HYBE Launches New Label ‘ABD’

By Hasan Beyaz

HYBE has launched ABD, a new label within its multi-label structure dedicated exclusively to girl group production. The name stands for "A Bold Dream" – a phrase that signals creative intent, though how distinct that turns out to be depends entirely on what follows.

Leading the label is Jiwon No, previously Head of Artist Planning at PLEDIS, stepping into the President role with institutional knowledge spanning both PLEDIS and MORE VISION. Her appointment makes sense on paper: she understands how HYBE's internal ecosystem works and has navigated artist development at one of its more established sub-labels.
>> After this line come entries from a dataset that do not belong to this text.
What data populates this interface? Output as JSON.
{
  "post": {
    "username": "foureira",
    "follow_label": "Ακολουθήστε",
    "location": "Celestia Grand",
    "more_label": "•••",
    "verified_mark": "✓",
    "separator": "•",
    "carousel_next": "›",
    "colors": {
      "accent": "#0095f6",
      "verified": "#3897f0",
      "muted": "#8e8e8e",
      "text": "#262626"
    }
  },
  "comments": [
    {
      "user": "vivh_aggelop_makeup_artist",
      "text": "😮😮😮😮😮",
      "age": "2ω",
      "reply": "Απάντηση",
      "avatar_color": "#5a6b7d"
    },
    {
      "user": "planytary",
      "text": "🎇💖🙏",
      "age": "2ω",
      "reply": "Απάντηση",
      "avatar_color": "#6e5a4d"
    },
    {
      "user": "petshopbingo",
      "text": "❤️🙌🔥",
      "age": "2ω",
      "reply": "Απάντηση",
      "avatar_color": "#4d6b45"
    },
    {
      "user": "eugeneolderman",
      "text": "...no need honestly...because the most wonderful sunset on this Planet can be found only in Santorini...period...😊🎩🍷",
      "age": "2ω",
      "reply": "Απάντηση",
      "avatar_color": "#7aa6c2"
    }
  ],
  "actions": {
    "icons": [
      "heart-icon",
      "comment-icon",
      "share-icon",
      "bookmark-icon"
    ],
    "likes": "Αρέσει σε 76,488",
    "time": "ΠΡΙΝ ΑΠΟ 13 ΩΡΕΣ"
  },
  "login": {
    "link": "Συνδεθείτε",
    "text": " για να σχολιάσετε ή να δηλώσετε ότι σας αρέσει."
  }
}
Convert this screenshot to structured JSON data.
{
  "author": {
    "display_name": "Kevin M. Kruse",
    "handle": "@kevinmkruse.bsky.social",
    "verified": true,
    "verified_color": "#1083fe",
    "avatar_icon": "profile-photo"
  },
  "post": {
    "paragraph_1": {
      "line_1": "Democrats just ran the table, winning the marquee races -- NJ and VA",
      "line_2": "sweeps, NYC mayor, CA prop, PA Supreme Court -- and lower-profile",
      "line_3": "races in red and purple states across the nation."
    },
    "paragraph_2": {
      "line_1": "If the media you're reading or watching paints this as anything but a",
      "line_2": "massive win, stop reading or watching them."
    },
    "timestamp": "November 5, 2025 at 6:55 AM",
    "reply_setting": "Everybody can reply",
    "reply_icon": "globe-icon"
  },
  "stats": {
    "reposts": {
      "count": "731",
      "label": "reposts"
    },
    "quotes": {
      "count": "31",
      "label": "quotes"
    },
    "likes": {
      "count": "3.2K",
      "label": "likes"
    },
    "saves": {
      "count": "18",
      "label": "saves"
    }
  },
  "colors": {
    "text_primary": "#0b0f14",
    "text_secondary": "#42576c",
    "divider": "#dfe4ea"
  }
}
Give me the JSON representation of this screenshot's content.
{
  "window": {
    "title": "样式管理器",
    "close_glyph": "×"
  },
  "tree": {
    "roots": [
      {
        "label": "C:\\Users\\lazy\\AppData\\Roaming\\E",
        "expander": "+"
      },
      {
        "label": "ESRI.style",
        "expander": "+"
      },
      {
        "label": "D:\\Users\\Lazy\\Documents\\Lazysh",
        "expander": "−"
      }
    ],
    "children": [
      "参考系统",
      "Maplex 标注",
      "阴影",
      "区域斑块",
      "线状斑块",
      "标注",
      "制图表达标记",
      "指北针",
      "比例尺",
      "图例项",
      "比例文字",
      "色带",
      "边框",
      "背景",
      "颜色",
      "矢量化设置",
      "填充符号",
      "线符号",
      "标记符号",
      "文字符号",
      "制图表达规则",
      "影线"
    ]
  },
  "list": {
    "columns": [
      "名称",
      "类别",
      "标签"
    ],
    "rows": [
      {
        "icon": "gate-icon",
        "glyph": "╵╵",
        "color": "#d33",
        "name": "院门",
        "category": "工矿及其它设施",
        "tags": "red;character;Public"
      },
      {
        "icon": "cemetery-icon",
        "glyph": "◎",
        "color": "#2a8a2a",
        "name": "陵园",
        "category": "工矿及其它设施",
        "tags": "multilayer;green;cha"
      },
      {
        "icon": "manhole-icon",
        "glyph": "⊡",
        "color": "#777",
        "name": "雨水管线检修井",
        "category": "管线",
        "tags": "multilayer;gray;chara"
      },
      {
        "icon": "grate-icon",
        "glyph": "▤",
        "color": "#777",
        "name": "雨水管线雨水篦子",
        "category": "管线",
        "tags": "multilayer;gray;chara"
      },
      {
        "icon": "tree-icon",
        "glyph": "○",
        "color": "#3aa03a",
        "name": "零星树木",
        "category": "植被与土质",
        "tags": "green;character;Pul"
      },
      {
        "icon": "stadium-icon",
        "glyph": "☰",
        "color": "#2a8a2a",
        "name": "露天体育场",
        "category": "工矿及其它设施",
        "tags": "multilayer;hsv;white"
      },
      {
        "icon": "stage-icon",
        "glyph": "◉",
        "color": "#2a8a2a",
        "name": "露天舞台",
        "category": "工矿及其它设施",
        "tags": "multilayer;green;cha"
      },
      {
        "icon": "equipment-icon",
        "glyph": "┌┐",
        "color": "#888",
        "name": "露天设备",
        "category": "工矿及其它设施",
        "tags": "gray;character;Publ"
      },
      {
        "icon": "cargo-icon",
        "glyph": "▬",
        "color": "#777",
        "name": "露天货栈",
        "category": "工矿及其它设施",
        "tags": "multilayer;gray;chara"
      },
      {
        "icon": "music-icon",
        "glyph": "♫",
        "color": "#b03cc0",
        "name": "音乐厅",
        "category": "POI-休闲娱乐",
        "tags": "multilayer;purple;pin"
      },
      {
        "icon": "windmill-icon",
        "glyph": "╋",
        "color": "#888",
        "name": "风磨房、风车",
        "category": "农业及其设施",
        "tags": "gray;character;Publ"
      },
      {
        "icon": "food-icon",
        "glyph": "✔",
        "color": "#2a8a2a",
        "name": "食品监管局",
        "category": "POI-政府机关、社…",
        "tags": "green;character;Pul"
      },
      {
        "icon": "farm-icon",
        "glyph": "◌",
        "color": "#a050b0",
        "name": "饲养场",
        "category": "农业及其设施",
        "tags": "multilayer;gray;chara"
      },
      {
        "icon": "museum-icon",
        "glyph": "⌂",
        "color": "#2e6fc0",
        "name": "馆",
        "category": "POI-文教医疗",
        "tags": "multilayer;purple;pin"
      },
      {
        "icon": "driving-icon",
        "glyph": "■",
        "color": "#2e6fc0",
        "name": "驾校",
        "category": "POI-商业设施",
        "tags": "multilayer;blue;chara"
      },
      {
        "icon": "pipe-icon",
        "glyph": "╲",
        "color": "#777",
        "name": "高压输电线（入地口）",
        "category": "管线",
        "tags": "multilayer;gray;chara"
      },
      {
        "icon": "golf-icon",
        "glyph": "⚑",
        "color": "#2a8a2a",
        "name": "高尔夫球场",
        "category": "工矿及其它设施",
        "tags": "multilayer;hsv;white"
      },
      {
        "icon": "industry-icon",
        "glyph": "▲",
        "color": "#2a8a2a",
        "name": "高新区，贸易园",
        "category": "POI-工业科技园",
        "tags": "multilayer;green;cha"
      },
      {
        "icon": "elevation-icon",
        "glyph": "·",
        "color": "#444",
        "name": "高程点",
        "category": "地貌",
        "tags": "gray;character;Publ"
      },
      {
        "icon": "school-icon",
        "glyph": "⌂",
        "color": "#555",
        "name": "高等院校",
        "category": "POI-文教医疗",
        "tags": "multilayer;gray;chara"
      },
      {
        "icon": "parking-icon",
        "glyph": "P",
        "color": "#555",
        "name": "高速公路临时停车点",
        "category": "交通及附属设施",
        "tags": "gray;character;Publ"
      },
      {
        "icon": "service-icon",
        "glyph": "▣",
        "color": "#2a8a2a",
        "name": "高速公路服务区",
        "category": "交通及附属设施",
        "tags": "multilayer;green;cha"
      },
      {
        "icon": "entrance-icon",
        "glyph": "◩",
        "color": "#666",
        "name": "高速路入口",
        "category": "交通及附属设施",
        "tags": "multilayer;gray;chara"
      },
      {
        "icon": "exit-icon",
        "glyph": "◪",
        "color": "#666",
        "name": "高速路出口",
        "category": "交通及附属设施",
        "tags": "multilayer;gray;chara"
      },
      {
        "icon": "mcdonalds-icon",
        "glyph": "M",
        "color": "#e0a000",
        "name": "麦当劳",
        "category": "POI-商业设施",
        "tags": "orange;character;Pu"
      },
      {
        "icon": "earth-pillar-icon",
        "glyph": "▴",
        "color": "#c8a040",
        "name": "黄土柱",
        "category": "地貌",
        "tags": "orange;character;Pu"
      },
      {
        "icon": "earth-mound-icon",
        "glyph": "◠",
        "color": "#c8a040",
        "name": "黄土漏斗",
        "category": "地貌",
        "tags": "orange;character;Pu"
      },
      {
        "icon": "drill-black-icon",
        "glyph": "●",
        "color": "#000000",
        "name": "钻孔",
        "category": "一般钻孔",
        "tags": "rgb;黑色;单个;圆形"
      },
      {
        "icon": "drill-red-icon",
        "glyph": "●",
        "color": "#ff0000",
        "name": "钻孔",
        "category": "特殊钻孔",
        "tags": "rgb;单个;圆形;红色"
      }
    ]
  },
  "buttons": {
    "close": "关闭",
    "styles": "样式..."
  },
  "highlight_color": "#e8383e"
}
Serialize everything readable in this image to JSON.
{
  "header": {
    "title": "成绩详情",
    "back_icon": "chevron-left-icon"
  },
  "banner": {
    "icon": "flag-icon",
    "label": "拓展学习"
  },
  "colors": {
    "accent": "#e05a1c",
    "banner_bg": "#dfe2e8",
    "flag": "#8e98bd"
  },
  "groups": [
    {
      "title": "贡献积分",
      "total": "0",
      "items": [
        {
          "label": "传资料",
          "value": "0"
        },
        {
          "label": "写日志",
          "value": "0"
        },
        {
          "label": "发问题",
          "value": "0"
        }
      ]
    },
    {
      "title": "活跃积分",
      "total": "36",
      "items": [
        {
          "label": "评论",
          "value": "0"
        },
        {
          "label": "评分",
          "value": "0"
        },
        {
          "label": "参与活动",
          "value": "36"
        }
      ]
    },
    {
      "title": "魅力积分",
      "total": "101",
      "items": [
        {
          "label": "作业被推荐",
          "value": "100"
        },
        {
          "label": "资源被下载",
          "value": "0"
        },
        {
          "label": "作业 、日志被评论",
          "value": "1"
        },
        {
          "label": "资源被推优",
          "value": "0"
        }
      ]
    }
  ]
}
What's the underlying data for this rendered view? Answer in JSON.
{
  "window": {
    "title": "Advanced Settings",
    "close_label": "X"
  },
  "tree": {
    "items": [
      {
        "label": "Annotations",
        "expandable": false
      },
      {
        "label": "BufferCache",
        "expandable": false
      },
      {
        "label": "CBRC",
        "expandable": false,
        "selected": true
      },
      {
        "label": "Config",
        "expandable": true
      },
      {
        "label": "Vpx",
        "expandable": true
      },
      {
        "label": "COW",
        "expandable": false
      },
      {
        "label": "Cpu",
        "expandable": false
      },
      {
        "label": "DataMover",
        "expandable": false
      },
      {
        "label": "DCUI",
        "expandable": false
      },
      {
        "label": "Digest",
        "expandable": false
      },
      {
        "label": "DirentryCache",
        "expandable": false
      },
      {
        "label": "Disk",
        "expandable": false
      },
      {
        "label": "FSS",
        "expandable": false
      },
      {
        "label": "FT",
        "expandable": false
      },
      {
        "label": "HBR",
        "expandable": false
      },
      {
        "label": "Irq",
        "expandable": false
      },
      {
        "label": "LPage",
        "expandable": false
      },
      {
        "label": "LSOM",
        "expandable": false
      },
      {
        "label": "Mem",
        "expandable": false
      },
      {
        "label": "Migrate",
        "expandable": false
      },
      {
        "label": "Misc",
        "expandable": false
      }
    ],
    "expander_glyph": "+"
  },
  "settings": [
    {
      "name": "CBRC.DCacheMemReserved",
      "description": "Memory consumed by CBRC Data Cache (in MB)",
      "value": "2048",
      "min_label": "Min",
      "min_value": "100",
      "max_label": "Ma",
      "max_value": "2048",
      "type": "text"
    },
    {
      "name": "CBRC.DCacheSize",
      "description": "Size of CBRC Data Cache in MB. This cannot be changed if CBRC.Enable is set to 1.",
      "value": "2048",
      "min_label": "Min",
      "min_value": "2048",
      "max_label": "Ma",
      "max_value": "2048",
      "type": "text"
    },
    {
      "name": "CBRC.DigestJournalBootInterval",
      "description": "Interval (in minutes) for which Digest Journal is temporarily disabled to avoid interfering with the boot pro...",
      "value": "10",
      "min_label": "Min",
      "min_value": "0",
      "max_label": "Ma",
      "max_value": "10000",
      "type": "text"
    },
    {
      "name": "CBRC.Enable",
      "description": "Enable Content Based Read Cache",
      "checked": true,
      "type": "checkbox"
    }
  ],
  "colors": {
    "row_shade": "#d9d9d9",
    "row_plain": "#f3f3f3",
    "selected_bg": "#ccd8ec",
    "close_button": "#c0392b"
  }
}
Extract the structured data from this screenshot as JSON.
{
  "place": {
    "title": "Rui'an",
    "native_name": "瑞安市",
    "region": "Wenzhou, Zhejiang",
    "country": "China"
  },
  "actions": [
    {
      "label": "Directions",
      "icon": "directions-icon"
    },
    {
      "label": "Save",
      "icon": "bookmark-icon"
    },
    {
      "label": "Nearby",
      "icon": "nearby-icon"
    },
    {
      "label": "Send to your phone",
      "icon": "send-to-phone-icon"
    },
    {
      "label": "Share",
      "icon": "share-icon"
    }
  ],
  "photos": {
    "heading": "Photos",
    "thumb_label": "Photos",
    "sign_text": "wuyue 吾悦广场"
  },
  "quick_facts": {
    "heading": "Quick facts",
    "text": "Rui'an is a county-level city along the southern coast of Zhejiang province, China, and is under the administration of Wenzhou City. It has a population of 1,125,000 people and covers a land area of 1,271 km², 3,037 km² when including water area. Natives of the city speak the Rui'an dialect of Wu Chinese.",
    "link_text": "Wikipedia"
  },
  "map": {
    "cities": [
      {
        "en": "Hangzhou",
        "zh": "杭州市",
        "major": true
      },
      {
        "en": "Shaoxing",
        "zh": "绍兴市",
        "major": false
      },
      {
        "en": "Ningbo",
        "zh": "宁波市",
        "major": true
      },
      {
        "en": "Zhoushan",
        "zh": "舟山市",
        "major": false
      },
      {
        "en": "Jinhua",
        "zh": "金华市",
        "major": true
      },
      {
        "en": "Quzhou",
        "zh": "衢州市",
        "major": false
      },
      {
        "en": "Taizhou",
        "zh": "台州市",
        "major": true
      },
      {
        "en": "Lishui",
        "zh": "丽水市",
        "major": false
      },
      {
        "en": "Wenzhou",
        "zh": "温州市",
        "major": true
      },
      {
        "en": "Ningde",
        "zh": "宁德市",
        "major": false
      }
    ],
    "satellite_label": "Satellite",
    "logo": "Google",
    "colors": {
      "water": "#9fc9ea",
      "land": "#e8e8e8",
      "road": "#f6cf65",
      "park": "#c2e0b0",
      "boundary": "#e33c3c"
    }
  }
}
The headline, though, is the creative team attached to ABD's first act. Sung Soo Han – the producer widely credited as the architect behind SEVENTEEN, After School, IZ*ONE, and TWS – will oversee the debut group's music, concept, and performance. That is a significant pull. Han's track record sits at the more durable end of K-pop's creative history, and his involvement suggests ABD isn't purely a structural exercise.

The structural gap it's addressing, though, is real. For a company of HYBE's scale, the girl group side of its roster has always been thinner than its boy group output. SOURCE MUSIC's LE SSERAFIM and BELIFT LAB's ILLIT have both made meaningful inroads – the latter breaking through with unusual speed for a debut act – but neither has reached the kind of generational footprint that BTS or SEVENTEEN occupy on the boy group side. HYBE has never had a TWICE. ABD, with its dedicated girl group mandate and a serious producer at the helm, reads as an acknowledgement that closing that gap requires more than opportunistic deployment. It requires infrastructure.

That framing matters beyond HYBE's internal roster politics. Dedicated, resourced girl group production has historically lagged behind its boy group equivalent across the industry – a disparity that the commercial performance of acts like BLACKPINK, aespa, and NewJeans has made increasingly difficult to justify. HYBE building a whole label around it is, at minimum, a statement about where the market is going.

The debut is scheduled for the second half of 2026. No further details are confirmed. Whether the "unconventional, flexible, and playful" language in the press release translates into something audiences actually feel is still the open question – but the foundation, at least, looks credible.